RotorQuant and IsoQuant: Fixing Turbo Quant's Prefill Bottleneck with Clifford Algebra

Google’s Turbo Quant can compress KV cache memory almost five times while preserving context accuracy. But as previous benchmarks showed, increasing context size comes with a hidden cost — prompt processing slows down dramatically and token generation slows down, too. The open-source community is already working on a fix specifically targeting Turbo Quant’s biggest weakness: the increased prefill processing latency. And it’s called RotorQuant.

The Prefill Problem in Turbo Quant

To understand the fix, you need to understand the cost. Turbo Quant’s trick is elegant: it takes a token vector (128 dimensions) and multiplies it by a special static rotation matrix — like a smoothing blender. The spikes in value (the “skiing boots” at scale +14, -11) get their energy spread across all dimensions, while the subtle differences (the “socks” at +0.1, -0.2) become distinguishable at 4-bit. Standard Q4 quantization destroys these subtleties — they round to zero. Turbo Quant preserves them.

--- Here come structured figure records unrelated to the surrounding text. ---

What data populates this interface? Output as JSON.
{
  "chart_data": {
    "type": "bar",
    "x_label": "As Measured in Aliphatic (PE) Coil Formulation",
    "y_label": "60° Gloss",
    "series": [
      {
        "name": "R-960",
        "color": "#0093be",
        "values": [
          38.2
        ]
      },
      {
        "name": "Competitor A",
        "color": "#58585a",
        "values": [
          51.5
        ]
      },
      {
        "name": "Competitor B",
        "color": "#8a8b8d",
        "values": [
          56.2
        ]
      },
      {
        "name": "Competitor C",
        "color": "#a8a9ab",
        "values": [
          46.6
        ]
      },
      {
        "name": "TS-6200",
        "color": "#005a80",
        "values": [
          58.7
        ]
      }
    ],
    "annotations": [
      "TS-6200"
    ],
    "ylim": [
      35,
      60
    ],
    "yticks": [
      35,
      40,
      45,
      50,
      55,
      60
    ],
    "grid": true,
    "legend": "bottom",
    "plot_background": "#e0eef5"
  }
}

But the cost is real. That rotation matrix multiplication requires 16,384 multiply-add operations per vector for d=128. Multiply that by two (key and value), by context size, by KV head count, by model layers — and you’re talking billions of additional compute operations during prefill. This is exactly the overhead that makes Turbo Quant slower at short context on consumer hardware.

RotorQuant: Clifford Algebra to the Rescue

RotorQuant from Scrya takes a completely different approach, inspired by geometric algebra used in 3D gaming engines. Instead of one huge d×d orthogonal matrix, it chunks the 128-dim vector into groups of 3 dimensions and rotates each 3D block with its own Clifford rotor from Cl(3,0).

The key properties of a Clifford rotor:

Only 4 non-zero components (scalar + 3 bivectors), normalized so R·R̃ = 1
Rotation is done via the sandwich product: v’ = RvR̃
Each rotor needs only ~4 parameters vs. thousands for a dense matrix

The result: 372 total parameters for d=128 — 44x fewer than TurboQuant’s 16,399.

IsoQuant: The Even More Efficient Variant

The llama.cpp fork doesn’t just implement RotorQuant — it also includes IsoQuant and Planar Quant methods.

IsoQuant divides the vector into chunks of 4 elements (32 chunks total, no leftovers unlike RotorQuant’s chunking by 3). Each chunk is multiplied by a simple precomputed quaternion — the same rotation representation used in every 3D game engine. A 4×4 multiplication is just 16 compute operations per chunk. Multiply by 32 chunks: 512 operations per vector total — 32x less compute than Turbo Quant.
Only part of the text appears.